The pound eased to seven-week lows ahead of UK prime minister Theresa May’s address to restive Conservative Party lawmakers on her Brexit strategy later in the day.

Luxury goods maker Burberry, up 0.1 per cent, was supported by a positive third-quarter report and rosy outlook on China, the world's second-largest economy, from French luxury goods company and owner of the Gucci brand Kering.

A broadly confident outlook helped Barclays Bank rise 2.9 per cent.


Germany’s Dax ended the day down 0.7 per cent while Italy’s Ftse MIB fell 1.7 per cent, with Italian banks down 3.3 per cent as bonds sold off further.

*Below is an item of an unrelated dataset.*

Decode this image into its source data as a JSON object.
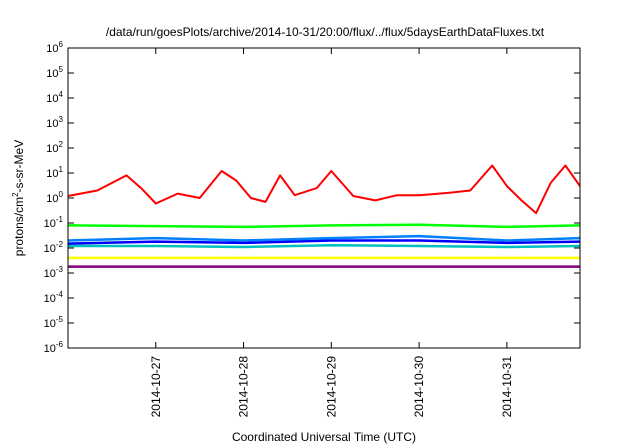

The banking sector, overall the worst-performing in Europe so far this year, lost 1.4 per cent with Deutsche Bank shares down 4.8 per cent after a steep decline in third-quarter profit.

The tech sector slid 1.9 per cent with Franco-Italian chipmaker STMicroelectronics down 10.2 per cent after its third-quarter update slightly missed expectations.

Orion jumped 9.7 per cent after a study showing a prostate cancer drug it is jointly developing with Bayer can delay the spread of the disease to other parts of the body.


US stocks dropped in early afternoon trading as weak results from AT&T and sour outlook from chipmakers ahead of key earnings added to growing worries about corporate profit growth and overshadowed optimism from Boeing’s raised forecast.

The Dow Jones Industrial Average fell 1 per cent, to 24,932.62, the S&P 500 lost 1.2 per cent and the Nasdaq Composite 1.7 per cent.

Chipmakers, already struggling with oversupply and reliant on China for a significant portion of profit, dropped after Texas Instruments forecast weak current quarter and STMicro signalled slowing demand in China.

AT&T tumbled after the US wireless carrier’s quarterly profit rose less than expected, held back by its declining satellite TV business.

Boeing rose after the plane maker raised its full-year expectations.

United Parcel Service dropped after the company said changing US trade policies weighed on international results. – Additional reporting: Reuters.